A love story for things lost and things restored, a lyrical hymn to the power of forgiveness, Music of the Ghosts is an unforgettable journey through the embattled geography of the heart and its hidden chambers where love can be reborn.

Like many people I imagine, I periodically make the effort to read internationally, to get out of the Eurocentric world my books usually inhabit. I picked up Ratner's Music of the Ghosts because it intrigued me in this respect; I'd never read a book about Cambodia and in fact it was one of those countries I was only vaguely aware of until now. I knew where it was on the map, and I recognized the name Pol Pot, but the country never really had reason to enter my mind. Until now.

The best thing about Music of the Ghosts is how artfully it's written. There's a lyricism to her words, a beauty to her sentences that frequently mesmerized me while reading. This is especially apparent in the Old Musician chapters, and those chapters, as well as his character, were my favorite parts of the book. Those pretty words made the book go down easy, something that is especially admirable since books about foreign events and politics the average Westerner knows almost nothing about are usually dense and confusing and even a little slow.

In that respect, she reminds me of Khaled Hosseini, another author who writes about a country with an often confusing past and makes it easily accessible to a layperson with no background knowledge in Middle Eastern history. I do admit, though, I was a bit more confused while reading her works, and the story itself is not as intriguing as the stories in Hosseini's work. I'd imagine someone would be least interested to pick this up than The Kite Runner or A Thousand Splendid Suns, for instance.

One of the most comment complaints is that this book is slow. I admit, it is a little bit slow and I was bored in some parts, but the reason I didn't find this novel as slow as I would have is because last month, I attempted to read a book called My Last Lament and could not get even half-way through it before putting it down. When I think of slow books, I think of that one, or The Night Circus, a book that really tested my patience and ultimately proved that, no, I don't have the stamina to get through a plotless, description heavy, slow-moving novel. This is not a slow book by those standards, though I suppose that if one does not have the patience to get through sometimes jarring time leaps, or how long it took for Ratner to get to the point of the book, one should not read this novel.

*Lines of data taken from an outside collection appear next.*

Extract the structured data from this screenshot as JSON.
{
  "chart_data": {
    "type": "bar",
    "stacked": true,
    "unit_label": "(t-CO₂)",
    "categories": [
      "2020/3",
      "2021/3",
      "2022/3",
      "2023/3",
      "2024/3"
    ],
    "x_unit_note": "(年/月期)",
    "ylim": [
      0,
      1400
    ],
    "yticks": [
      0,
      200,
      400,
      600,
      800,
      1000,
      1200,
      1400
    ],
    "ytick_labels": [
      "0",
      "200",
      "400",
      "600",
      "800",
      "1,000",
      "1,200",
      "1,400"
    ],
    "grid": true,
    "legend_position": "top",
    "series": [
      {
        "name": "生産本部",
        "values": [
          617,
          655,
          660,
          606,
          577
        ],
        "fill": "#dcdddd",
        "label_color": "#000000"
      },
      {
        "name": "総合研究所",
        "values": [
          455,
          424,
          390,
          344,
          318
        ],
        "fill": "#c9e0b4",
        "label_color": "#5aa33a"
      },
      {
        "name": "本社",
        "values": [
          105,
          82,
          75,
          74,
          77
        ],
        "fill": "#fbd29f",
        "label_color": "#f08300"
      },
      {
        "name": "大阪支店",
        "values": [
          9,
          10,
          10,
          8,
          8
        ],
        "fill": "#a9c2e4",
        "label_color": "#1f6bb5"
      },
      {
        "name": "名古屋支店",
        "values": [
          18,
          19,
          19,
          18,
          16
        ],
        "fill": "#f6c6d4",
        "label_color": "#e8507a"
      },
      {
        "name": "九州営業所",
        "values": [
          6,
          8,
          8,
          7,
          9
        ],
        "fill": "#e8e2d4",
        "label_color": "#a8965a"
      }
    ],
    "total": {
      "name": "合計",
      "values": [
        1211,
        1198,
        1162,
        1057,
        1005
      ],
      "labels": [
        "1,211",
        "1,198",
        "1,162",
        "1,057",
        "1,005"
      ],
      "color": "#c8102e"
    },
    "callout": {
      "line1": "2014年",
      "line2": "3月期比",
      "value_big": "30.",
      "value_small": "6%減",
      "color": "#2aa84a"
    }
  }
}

There's so much going on in this book that it feels much longer than 300-something pages. It seems like it should be a 400 page book. I didn't really mind this; in fact I was enjoying to some extent the disjointed, dream like feeling the narration gave me. Of course, I thought some parts were fairly superfluous, like we really didn't need a love interest for Suteera, though the scenes with Lai and the physician were some of my favorites in the book and indeed, my favorite chapter was not an Old Musician chapter but instead the one in the wildlife sanctuary because the little boy tour guide cracked me up. There was a charm to that chapter I loved, and was sad when it was over.

Despite the subject matter, the book felt quiet to me. There was a peace to the way it was written, a calmness that made even the horrific torture parts feel dreamlike and I was surprised by how unbothered I was by them. Not a criticism or a complement, just an observation.

I'd recommend this book for a specific audience, but I can't think of what that audience would be. This is a beautiful, tranquil book without a doubt, but not one that would necessarily appeal to everyone. All I know is, I found it quietly moving and, while not necessarily one of my new favorite novels, one I'm happy I read nonetheless.